The distribution of SNVs was determined in IE-patients and healthy blood donors by RFLP analysis. White blood cells (WBC) were counted using flow cytometry, concentration of C-reactive protein and procalcitonin was measured immunologically. Interleukin-6 c.471+870G>A genotypes differed significantly between IE patients and controls. The frequency of the heterozygote genotype GA was considerably higher in the patient group (68.9% vs. 43.8%, Pc<0.0003). Interleukin-6 c.-237 minor allele frequency was increased in patients, although not statistically significant.

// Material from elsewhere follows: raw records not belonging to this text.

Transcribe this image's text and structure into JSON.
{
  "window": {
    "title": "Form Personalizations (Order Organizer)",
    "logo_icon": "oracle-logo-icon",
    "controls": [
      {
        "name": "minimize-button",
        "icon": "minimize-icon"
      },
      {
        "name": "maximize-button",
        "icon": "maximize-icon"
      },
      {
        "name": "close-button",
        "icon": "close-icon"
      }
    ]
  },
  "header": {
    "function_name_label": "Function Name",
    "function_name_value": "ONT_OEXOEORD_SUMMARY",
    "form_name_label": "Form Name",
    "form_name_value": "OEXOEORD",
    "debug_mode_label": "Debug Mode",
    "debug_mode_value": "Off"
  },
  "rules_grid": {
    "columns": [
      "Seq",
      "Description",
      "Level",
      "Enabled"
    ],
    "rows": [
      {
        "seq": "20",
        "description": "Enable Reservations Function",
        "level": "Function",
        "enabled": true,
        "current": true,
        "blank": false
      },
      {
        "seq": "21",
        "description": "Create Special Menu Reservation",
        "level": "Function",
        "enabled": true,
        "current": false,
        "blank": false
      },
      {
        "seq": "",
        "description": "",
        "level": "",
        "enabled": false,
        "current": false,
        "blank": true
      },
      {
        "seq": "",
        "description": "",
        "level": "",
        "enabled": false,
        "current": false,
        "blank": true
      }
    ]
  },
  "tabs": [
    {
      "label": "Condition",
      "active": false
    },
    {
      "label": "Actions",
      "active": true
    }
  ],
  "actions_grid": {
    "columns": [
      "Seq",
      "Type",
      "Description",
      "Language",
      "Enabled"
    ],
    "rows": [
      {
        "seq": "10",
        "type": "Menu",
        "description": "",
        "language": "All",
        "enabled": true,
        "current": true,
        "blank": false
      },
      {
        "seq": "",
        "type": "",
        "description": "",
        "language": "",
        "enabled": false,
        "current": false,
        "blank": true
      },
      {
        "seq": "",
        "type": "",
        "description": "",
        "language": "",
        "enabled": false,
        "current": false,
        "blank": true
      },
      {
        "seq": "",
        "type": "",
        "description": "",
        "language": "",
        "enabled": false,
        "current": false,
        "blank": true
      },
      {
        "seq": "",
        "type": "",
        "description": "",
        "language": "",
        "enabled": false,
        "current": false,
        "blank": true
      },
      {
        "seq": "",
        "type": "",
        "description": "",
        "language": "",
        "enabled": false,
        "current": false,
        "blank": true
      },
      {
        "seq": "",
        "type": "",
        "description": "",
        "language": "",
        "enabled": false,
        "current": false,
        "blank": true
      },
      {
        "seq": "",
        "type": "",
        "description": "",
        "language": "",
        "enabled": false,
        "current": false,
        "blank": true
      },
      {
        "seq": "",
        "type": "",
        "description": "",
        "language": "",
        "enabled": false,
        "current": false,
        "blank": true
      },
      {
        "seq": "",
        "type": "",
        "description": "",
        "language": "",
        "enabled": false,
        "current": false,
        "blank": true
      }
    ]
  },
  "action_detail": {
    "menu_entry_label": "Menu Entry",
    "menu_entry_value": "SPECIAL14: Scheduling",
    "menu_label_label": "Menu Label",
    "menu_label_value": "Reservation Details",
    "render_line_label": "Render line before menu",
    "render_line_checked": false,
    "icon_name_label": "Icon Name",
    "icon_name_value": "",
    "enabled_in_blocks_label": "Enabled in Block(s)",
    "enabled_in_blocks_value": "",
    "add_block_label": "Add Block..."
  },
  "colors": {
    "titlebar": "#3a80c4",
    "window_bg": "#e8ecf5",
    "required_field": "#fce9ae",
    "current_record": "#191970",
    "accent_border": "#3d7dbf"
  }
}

Additionally, we detected a potential relation between interleukin-1β c.315C>T and IE. Pathogen-dependent analysis showed no significantly associated subgroup in relation to IE susceptibility, but gave hints towards alterations regarding Enterococcus-caused IE cases. Patients with genotype selectin-E c.-19 GT tend to have higher preoperative WBC counts than patients with genotype GG. We further showed an association between two interleukin-1β SNVs and laboratory biomarkers.

Conclusion

This study shows genetic predispositions for the establishment of IE. Furthermore, correlation of SNVs with disease-related biomarkers suggests a role of genetic variants regarding the inflammatory response in IE.